Illustrated to the right I show that I have jumped down to the Frames section of this Curtain Wall Style and created two Definitions that I named "6x6 End Post" and "6x6 Start Post".  The reason for a different Start and End post will be explained at the end of this article but you could get away with just one Definition if you prefer.

I set the Width and Depth for each Frame Definition to 5 1/2".  Under the Offsets section, I set the X value to one-half the Width (2 3/4") because I want to be able to draw my Post and Railing system based on the centers of the first and last post.  The other reason I set this value is because I want the Division between the posts to be from center-to-center on all of them; including the first and last.

Also under the Offsets section, I show that I have set the Start value to a negative 3'-0" (-3').  The reason for this is to demonstrate how you can account for posts that project below a deck and down to grade level.  Keep this option in mind.

Creating the Intermediate Posts

After creating the end posts, it is time to create the intermediate posts.  Illustrated to the right I show that I have jumped down to the Mullions section of this Curtain Wall Style and created a new Definition that I named "6x6 Intermediate Posts".

I set the Width and Depth for this Definition to 5 1/2" to match the end posts.  Under the Offsets section, I set Start value to match the negative 3'-0" (-3') I set for the end posts.  There is no need to adjust the X Offset because mullions are automatically based on the center line set by the Division values.

Once the Posts have been defined, they can be assigned to this custom Curtain Wall Style.  Illustrated to the right I show that I have returned to the Primary Division, Posts, and set the Default Frame Assignment to "6x6 Start Post" with a Location of "Left".  I also added a New Frame Assignment and set it to "6x6 End Post" with a Location of "Right".  For the intermediate posts, I used the Default Mullion Assignment and set it to "6x6 Intermediate Posts".

3Conclusion
For the more advanced: using the right and left Posts for Block Attachment.
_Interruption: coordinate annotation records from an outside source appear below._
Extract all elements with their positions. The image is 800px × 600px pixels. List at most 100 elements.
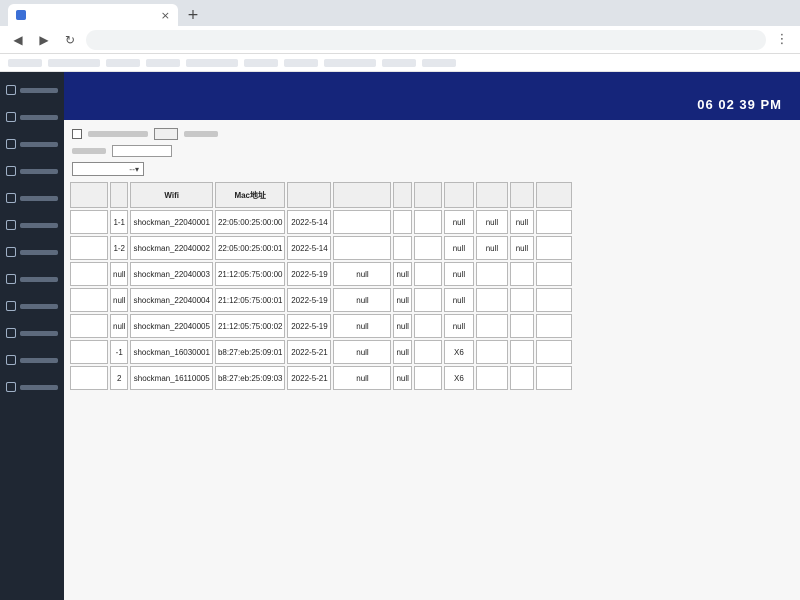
table-row[interactable]: null shockman_22040003 21:12:05:75:00:00 20… bbox=[70, 262, 572, 286]
table-cell: null bbox=[509, 210, 534, 234]
table-cell: null bbox=[393, 340, 412, 364]
table-cell: 1-2 bbox=[110, 236, 129, 260]
forward-arrow-icon[interactable]: ▶ bbox=[34, 30, 54, 50]
header-clock: 06 02 39 PM bbox=[697, 97, 782, 112]
row-actions-cell[interactable] bbox=[535, 210, 572, 234]
table-cell: null bbox=[443, 262, 474, 286]
sidebar-item[interactable] bbox=[0, 213, 64, 237]
nav-item-icon bbox=[6, 166, 16, 176]
filter-dropdown[interactable]: --▾ bbox=[72, 162, 144, 176]
address-bar[interactable] bbox=[86, 29, 766, 50]
wifi-table: Wifi Mac地址 1-1 shockman_22040001 22:05:00:2… bbox=[68, 180, 574, 392]
table-cell: 21:12:05:75:00:02 bbox=[214, 314, 286, 338]
back-arrow-icon[interactable]: ◀ bbox=[8, 30, 28, 50]
table-cell bbox=[475, 262, 508, 286]
more-menu-icon[interactable]: ⋮ bbox=[772, 30, 792, 50]
table-cell: null bbox=[110, 262, 129, 286]
table-header-cell bbox=[475, 182, 508, 208]
bookmark-item[interactable] bbox=[324, 58, 376, 67]
table-cell: shockman_16110005 bbox=[130, 366, 213, 390]
table-cell: 21:12:05:75:00:00 bbox=[214, 262, 286, 286]
table-cell bbox=[70, 340, 108, 364]
bookmark-item[interactable] bbox=[284, 58, 318, 67]
bookmark-item[interactable] bbox=[106, 58, 140, 67]
sidebar-item-label bbox=[20, 276, 58, 282]
bookmark-item[interactable] bbox=[186, 58, 238, 67]
bookmark-item[interactable] bbox=[244, 58, 278, 67]
table-cell bbox=[70, 314, 108, 338]
table-cell: null bbox=[393, 288, 412, 312]
search-row bbox=[72, 145, 792, 157]
sidebar-item[interactable] bbox=[0, 78, 64, 102]
table-cell bbox=[509, 314, 534, 338]
table-cell bbox=[413, 236, 442, 260]
nav-item-icon bbox=[6, 139, 16, 149]
sidebar-item[interactable] bbox=[0, 321, 64, 345]
table-row[interactable]: 1-2 shockman_22040002 22:05:00:25:00:01 202… bbox=[70, 236, 572, 260]
nav-item-icon bbox=[6, 382, 16, 392]
bookmark-item[interactable] bbox=[382, 58, 416, 67]
table-cell bbox=[333, 236, 392, 260]
reload-icon[interactable]: ↻ bbox=[60, 30, 80, 50]
table-cell: shockman_22040005 bbox=[130, 314, 213, 338]
search-input[interactable] bbox=[112, 145, 172, 157]
table-row[interactable]: null shockman_22040004 21:12:05:75:00:01 20… bbox=[70, 288, 572, 312]
sidebar-item[interactable] bbox=[0, 105, 64, 129]
sidebar-item[interactable] bbox=[0, 375, 64, 399]
table-row[interactable]: -1 shockman_16030001 b8:27:eb:25:09:01 2022… bbox=[70, 340, 572, 364]
bookmark-item[interactable] bbox=[8, 58, 42, 67]
table-header-cell bbox=[443, 182, 474, 208]
table-cell: null bbox=[443, 288, 474, 312]
table-row[interactable]: null shockman_22040005 21:12:05:75:00:02 20… bbox=[70, 314, 572, 338]
select-checkbox[interactable] bbox=[72, 129, 82, 139]
table-cell: null bbox=[333, 366, 392, 390]
sidebar-item[interactable] bbox=[0, 159, 64, 183]
table-cell bbox=[70, 210, 108, 234]
tab-close-icon[interactable]: × bbox=[161, 9, 170, 22]
row-actions-cell[interactable] bbox=[535, 262, 572, 286]
table-cell bbox=[413, 340, 442, 364]
table-cell bbox=[475, 314, 508, 338]
tab-strip: × + bbox=[0, 0, 800, 26]
sidebar-item-label bbox=[20, 357, 58, 363]
row-actions-cell[interactable] bbox=[535, 236, 572, 260]
sidebar-item[interactable] bbox=[0, 132, 64, 156]
table-header-cell bbox=[333, 182, 392, 208]
table-row[interactable]: 1-1 shockman_22040001 22:05:00:25:00:00 202… bbox=[70, 210, 572, 234]
sidebar-item-label bbox=[20, 195, 58, 201]
sidebar-item[interactable] bbox=[0, 348, 64, 372]
table-header-cell bbox=[110, 182, 129, 208]
new-tab-button[interactable]: + bbox=[182, 4, 204, 26]
controls-row bbox=[72, 128, 792, 140]
row-actions-cell[interactable] bbox=[535, 314, 572, 338]
table-cell bbox=[475, 288, 508, 312]
table-cell: null bbox=[393, 262, 412, 286]
bookmark-item[interactable] bbox=[422, 58, 456, 67]
sidebar-item[interactable] bbox=[0, 267, 64, 291]
table-cell bbox=[475, 340, 508, 364]
table-header-cell bbox=[70, 182, 108, 208]
row-actions-cell[interactable] bbox=[535, 340, 572, 364]
row-actions-cell[interactable] bbox=[535, 288, 572, 312]
nav-item-icon bbox=[6, 274, 16, 284]
bookmark-item[interactable] bbox=[146, 58, 180, 67]
sidebar-item[interactable] bbox=[0, 240, 64, 264]
table-cell: 2022-5-19 bbox=[287, 262, 332, 286]
sidebar-item[interactable] bbox=[0, 294, 64, 318]
bookmark-item[interactable] bbox=[48, 58, 100, 67]
action-button[interactable] bbox=[154, 128, 178, 140]
table-cell: null bbox=[443, 236, 474, 260]
sidebar-item[interactable] bbox=[0, 186, 64, 210]
table-row[interactable]: 2 shockman_16110005 b8:27:eb:25:09:03 2022-… bbox=[70, 366, 572, 390]
row-actions-cell[interactable] bbox=[535, 366, 572, 390]
table-cell bbox=[393, 236, 412, 260]
browser-tab-active[interactable]: × bbox=[8, 4, 178, 26]
table-cell bbox=[509, 366, 534, 390]
web-app: 06 02 39 PM --▾ Wifi Mac地址 1-1 shockman_… bbox=[0, 72, 800, 600]
browser-window: × + ◀ ▶ ↻ ⋮ 06 02 39 PM --▾ Wifi Mac地址 1… bbox=[0, 0, 800, 600]
table-cell: null bbox=[333, 340, 392, 364]
table-header-cell bbox=[393, 182, 412, 208]
sidebar-item-label bbox=[20, 303, 58, 309]
table-cell: 2022-5-21 bbox=[287, 340, 332, 364]
table-cell: -1 bbox=[110, 340, 129, 364]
In the discussion above I created a Frame Definition for a Right and a Left Post which were Assigned to the Primary Division with matching Location Settings.  The reason I created a separate Right and Left Post has to do with how Architectural Desktop's Curtain Wall Frame reads its Frame as a contiguous entity.
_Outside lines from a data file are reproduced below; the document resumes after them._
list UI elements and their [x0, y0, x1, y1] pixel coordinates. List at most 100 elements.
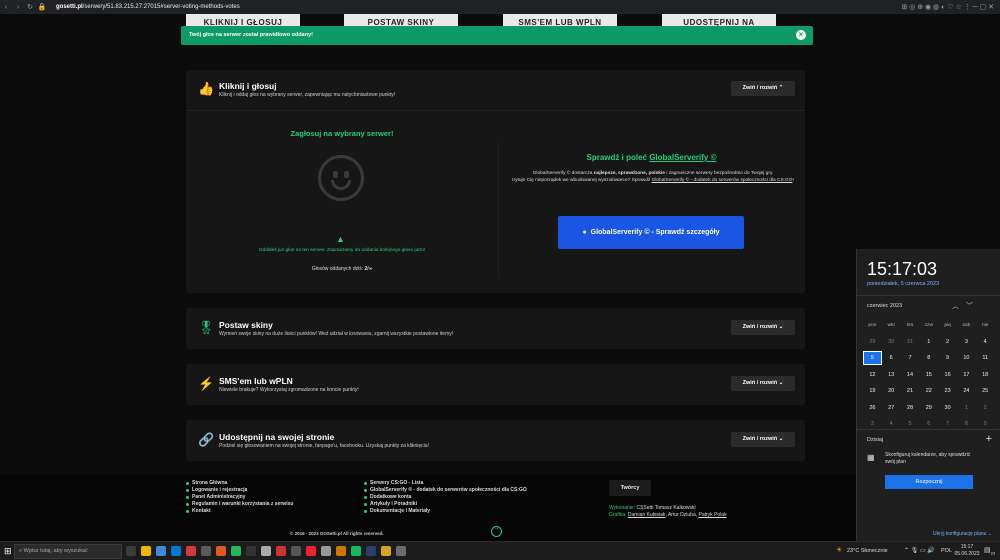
- calendar-day[interactable]: 16: [938, 372, 957, 378]
- windows-start-icon[interactable]: ⊞: [4, 546, 12, 557]
- app-icon[interactable]: [276, 546, 286, 556]
- calendar-day[interactable]: 11: [976, 355, 995, 361]
- calendar-day[interactable]: 4: [976, 339, 995, 345]
- calendar-day[interactable]: 1: [919, 339, 938, 345]
- globalserverify-button[interactable]: ● GlobalServerify © - Sprawdź szczegóły: [558, 216, 744, 249]
- footer-link[interactable]: Artykuły i Poradniki: [364, 501, 527, 508]
- app-icon[interactable]: [156, 546, 166, 556]
- clock-date[interactable]: poniedziałek, 5 czerwca 2023: [867, 281, 939, 287]
- address-bar[interactable]: gosetti.pl/serwery/51.83.215.27:27015#se…: [56, 4, 240, 10]
- creators-button[interactable]: Twórcy: [609, 480, 651, 496]
- steam-icon[interactable]: [366, 546, 376, 556]
- calendar-day[interactable]: 2: [976, 405, 995, 411]
- calendar-day[interactable]: 29: [863, 339, 882, 345]
- calendar-day[interactable]: 14: [901, 372, 920, 378]
- close-icon[interactable]: ×: [796, 30, 806, 40]
- app-icon[interactable]: [321, 546, 331, 556]
- calendar-day-today[interactable]: 5: [863, 351, 882, 366]
- calendar-day[interactable]: 30: [938, 405, 957, 411]
- promo-link[interactable]: GlobalServerify © - dodatek do serwerów …: [652, 178, 793, 183]
- tray-icons[interactable]: ⌃ 🎙 ▭ 🔊: [904, 547, 935, 554]
- language-indicator[interactable]: POL: [941, 548, 952, 554]
- calendar-day[interactable]: 31: [901, 339, 920, 345]
- calendar-day[interactable]: 19: [863, 388, 882, 394]
- calendar-day[interactable]: 6: [919, 421, 938, 427]
- calendar-day[interactable]: 21: [901, 388, 920, 394]
- extension-icons[interactable]: ⊞ ◎ ⊕ ◉ ◍ ◐ ♡ ☆ ⋮ ─ ▢ ✕: [901, 3, 1000, 11]
- hide-plan-link[interactable]: Ukryj konfigurację planu ⌄: [933, 531, 992, 537]
- app-icon[interactable]: [336, 546, 346, 556]
- forward-icon[interactable]: ›: [12, 4, 24, 11]
- calendar-day[interactable]: 8: [919, 355, 938, 361]
- toggle-button[interactable]: Zwiń / rozwiń ⌄: [731, 320, 795, 335]
- calendar-day[interactable]: 18: [976, 372, 995, 378]
- footer-link[interactable]: Regulamin i warunki korzystania z serwis…: [186, 501, 293, 508]
- calendar-day[interactable]: 1: [957, 405, 976, 411]
- calendar-day[interactable]: 9: [976, 421, 995, 427]
- app-icon[interactable]: [201, 546, 211, 556]
- calendar-day[interactable]: 7: [901, 355, 920, 361]
- calendar-day[interactable]: 8: [957, 421, 976, 427]
- app-icon[interactable]: [396, 546, 406, 556]
- footer-link[interactable]: Kontakt: [186, 508, 293, 515]
- footer-link[interactable]: Logowanie i rejestracja: [186, 487, 293, 494]
- app-icon[interactable]: [351, 546, 361, 556]
- toggle-button[interactable]: Zwiń / rozwiń ⌄: [731, 432, 795, 447]
- calendar-day[interactable]: 4: [882, 421, 901, 427]
- app-icon[interactable]: [261, 546, 271, 556]
- task-view-icon[interactable]: [126, 546, 136, 556]
- weather-text[interactable]: 23°C Słonecznie: [847, 548, 888, 554]
- explorer-icon[interactable]: [141, 546, 151, 556]
- calendar-day[interactable]: 9: [938, 355, 957, 361]
- calendar-day[interactable]: 23: [938, 388, 957, 394]
- calendar-day[interactable]: 27: [882, 405, 901, 411]
- footer-link[interactable]: Strona Główna: [186, 480, 293, 487]
- edge-icon[interactable]: [171, 546, 181, 556]
- toggle-button[interactable]: Zwiń / rozwiń ⌃: [731, 81, 795, 96]
- calendar-day[interactable]: 10: [957, 355, 976, 361]
- taskbar-clock[interactable]: 15:17 05.06.2023: [954, 544, 980, 557]
- section-title: Kliknij i głosuj: [219, 81, 277, 91]
- calendar-day[interactable]: 2: [938, 339, 957, 345]
- app-icon[interactable]: [216, 546, 226, 556]
- calendar-day[interactable]: 24: [957, 388, 976, 394]
- calendar-day[interactable]: 28: [901, 405, 920, 411]
- calendar-day[interactable]: 13: [882, 372, 901, 378]
- calendar-day[interactable]: 17: [957, 372, 976, 378]
- calendar-day[interactable]: 6: [882, 355, 901, 361]
- opera-icon[interactable]: [306, 546, 316, 556]
- month-nav-icons[interactable]: ︿﹀: [952, 301, 980, 311]
- footer-link[interactable]: Dokumentacje i Materiały: [364, 508, 527, 515]
- calendar-day[interactable]: 20: [882, 388, 901, 394]
- app-icon[interactable]: [381, 546, 391, 556]
- calendar-day[interactable]: 3: [957, 339, 976, 345]
- add-event-icon[interactable]: +: [986, 433, 992, 445]
- calendar-day[interactable]: 22: [919, 388, 938, 394]
- start-button[interactable]: Rozpocznij: [885, 475, 973, 489]
- calendar-day[interactable]: 5: [901, 421, 920, 427]
- reload-icon[interactable]: ↻: [24, 3, 36, 11]
- notification-icon[interactable]: ▤23: [984, 546, 995, 555]
- calendar-day[interactable]: 26: [863, 405, 882, 411]
- back-icon[interactable]: ‹: [0, 4, 12, 11]
- app-icon[interactable]: [231, 546, 241, 556]
- footer-link[interactable]: GlobalServerify ® - dodatek do serwerów …: [364, 487, 527, 494]
- calendar-day[interactable]: 30: [882, 339, 901, 345]
- footer-link[interactable]: Dodatkowe konta: [364, 494, 527, 501]
- app-icon[interactable]: [291, 546, 301, 556]
- taskbar-search[interactable]: ⌕ Wpisz tutaj, aby wyszukać: [14, 544, 122, 559]
- calendar-month[interactable]: czerwiec 2023: [867, 303, 902, 309]
- calendar-day[interactable]: 3: [863, 421, 882, 427]
- footer-link[interactable]: Serwery CS:GO - Lista: [364, 480, 527, 487]
- calendar-day[interactable]: 25: [976, 388, 995, 394]
- calendar-day[interactable]: 7: [938, 421, 957, 427]
- calendar-day[interactable]: 15: [919, 372, 938, 378]
- app-icon[interactable]: [246, 546, 256, 556]
- app-icon[interactable]: [186, 546, 196, 556]
- calendar-day[interactable]: 29: [919, 405, 938, 411]
- footer-link[interactable]: Panel Administracyjny: [186, 494, 293, 501]
- scroll-top-icon[interactable]: ⌃: [491, 526, 502, 537]
- toggle-button[interactable]: Zwiń / rozwiń ⌄: [731, 376, 795, 391]
- calendar-day[interactable]: 12: [863, 372, 882, 378]
- credits: Wykonanie: CSSetti Tomasz Kalkowski Graf…: [609, 505, 727, 518]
Illustrated to the right I show that under the Model Display Representation for this Curtain Wall Style, I have set an Override and used the "Other" tab to Add... a custom Block of a concrete pad.  Notice that I am only using the "Draw Custom Graphics" option and not the "Replace Graphics" option because I don't want to remove the Post, just add something to it.  For the "6x6 End Post" I can attach my Block to the Bottom of the Frame (renamed 6x6 End Post), but for the Start Post I have to attach the Block to Top of the Frame (renamed 6x6 Top Post) and then Mirror the Block in the Z-axis.  If I don't go through all of this tedious work, the pier block would end up on top of the Start Post.

I also added my pier pad Block to the Intermediate Posts using the same settings as those for the End Post.

When you start to go out on a limb with customization in Architectural Desktop it seems that you always get bitten by weird limitations.  In this case, as soon as you use the option to add a custom Display Component, you lose the ability to control the Component By Material under the Layer/Color/Linetype tab.  This means that you cannot assign a Material to the Posts.  In VizRender you can drop a Material on the Posts to remedy this problem but if you are not skilled at this type of work, you may not like this last bit of customization work.